Ghosn’s pay is lower than the average for global automotive companies, estimated at about $15.3 million by Towers Watson & Co., a U.S. benefits consultant. Ford Motor Co. CEO Alan Mulally earned the most in the industry with about $26.5 million in 2010. Publicly traded Japanese companies are required by financial regulations to disclose compensation for executives who earn more than 100 million yen.

“Western companies see the need to provide higher incentives to top management than Japanese companies do,” said Takeshi Miyao, an analyst at consulting company Carnorama in Tokyo. “They understand that well-performing management leads to good earnings results and they maintain adequate pay to make sure top managers don’t leave for another company.”

Nissan shares rose 2.7 percent to 847 yen at the 3 p.m. close in Tokyo, the highest since March 4.

Toyota Motor Corp. President Akio Toyoda was paid 136 million yen in the year ended March 31, including a 24 million yen bonus, according to a filing to Japan’s finance ministry last week. Honda Motor Co. President Takanobu Ito earned 130 million yen in the same period.

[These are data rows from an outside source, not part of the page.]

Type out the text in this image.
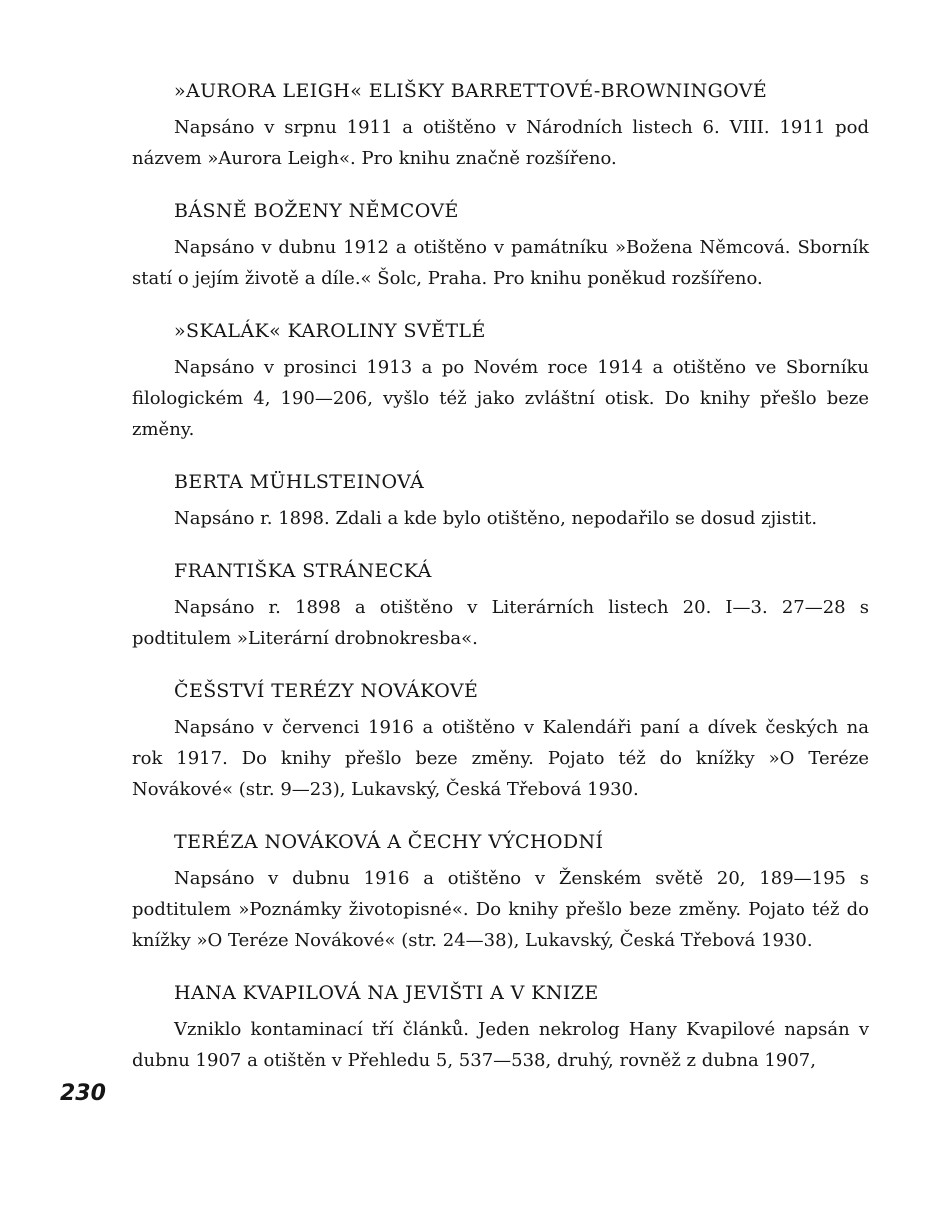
»AURORA LEIGH« ELIŠKY BARRETTOVÉ-BROWNINGOVÉ

Napsáno v srpnu 1911 a otištěno v Národních listech 6. VIII. 1911 pod názvem »Aurora Leigh«. Pro knihu značně rozšířeno.

BÁSNĚ BOŽENY NĚMCOVÉ

Napsáno v dubnu 1912 a otištěno v památníku »Božena Němcová. Sborník statí o jejím životě a díle.« Šolc, Praha. Pro knihu poněkud rozšířeno.

»SKALÁK« KAROLINY SVĚTLÉ

Napsáno v prosinci 1913 a po Novém roce 1914 a otištěno ve Sborníku filologickém 4, 190—206, vyšlo též jako zvláštní otisk. Do knihy přešlo beze změny.

BERTA MÜHLSTEINOVÁ

Napsáno r. 1898. Zdali a kde bylo otištěno, nepodařilo se dosud zjistit.

FRANTIŠKA STRÁNECKÁ

Napsáno r. 1898 a otištěno v Literárních listech 20. I—3. 27—28 s podtitulem »Literární drobnokresba«.

ČEŠSTVÍ TERÉZY NOVÁKOVÉ

Napsáno v červenci 1916 a otištěno v Kalendáři paní a dívek českých na rok 1917. Do knihy přešlo beze změny. Pojato též do knížky »O Teréze Novákové« (str. 9—23), Lukavský, Česká Třebová 1930.

TERÉZA NOVÁKOVÁ A ČECHY VÝCHODNÍ

Napsáno v dubnu 1916 a otištěno v Ženském světě 20, 189—195 s podtitulem »Poznámky životopisné«. Do knihy přešlo beze změny. Pojato též do knížky »O Teréze Novákové« (str. 24—38), Lukavský, Česká Třebová 1930.

HANA KVAPILOVÁ NA JEVIŠTI A V KNIZE

Vzniklo kontaminací tří článků. Jeden nekrolog Hany Kvapilové napsán v dubnu 1907 a otištěn v Přehledu 5, 537—538, druhý, rovněž z dubna 1907,

230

Toyoda’s pay wasn’t listed a year earlier, indicating he earned less than 100 million yen at the time. Ghosn was paid 891 million yen in the year earlier period.

Nissan’s senior vice president of marketing and sales in Europe, Simon Thomas, left this month to take a job at Volkswagen AG, Ghosn said in an interview.

“Nissan is obviously targeted not just by Japanese companies, but foreign companies going after talent,” Ghosn said.

For his role as CEO of Nissan’s alliance partner Renault SA, the executive was paid 1.2 million euros ($1.7 million) in 2010 after dropping claims to his bonus following a mishandled spying investigation.

Nissan, Japan’s second-largest automaker, boosted global vehicle sales 19 percent to 4.185 million in the year ended March 31 as China sales surged 36 percent and North American deliveries gained 17 percent. The carmaker’s global market share rose 0.3 percentage points to a record 5.8 percent.

Japanese automakers are recovering from the nation’s record earthquake on March 11, which disrupted auto production. Nissan expects to resume full output worldwide by October, the fastest recovery among the nation’s largest automakers.

Nissan said this month it would pay its top 14 executives and auditors an average of 126 million yen for the year ended March 31. Average pay for nine executives excluding corporate auditors rose 32 percent to 186.4 million yen, more than twice the levels at Toyota and Honda.

Nissan posted net income of 31 billion yen for the three months ended March as global vehicle sales rose 16 percent to 1.2 million. In the same period, Toyota’s profit fell to the lowest in 18 months to 25 billion yen as sales declined 12 percent.

Non-Japanese officials account for 44 percent, or 43 of the top 97 positions at Nissan, and four out of nine, or 44 percent, of its executive committee members, according to the automaker. The top 97 positions include Brazilian, Portuguese, British, French, Dutch, American, Indian, German, Italian, Spanish, Canadian and South African executives, Nissan said.

“There are no other automakers in the world that have this kind of diversity,” Ghosn said. “Because our executive team is so diverse, for compensation, we benchmark some of the similarly diversified companies, and the reason is simple: we compete against these companies for the same pool of multicultural, highly educated and highly mobile talent.”

Ghosn’s total compensation was 0.3 percent of Nissan’s net income for the year ended March 31, compared with an average of 1.4 percent for CEOs at S&P 500 companies, according to Equilar Inc., a Redwood City, California-based executive-pay researcher.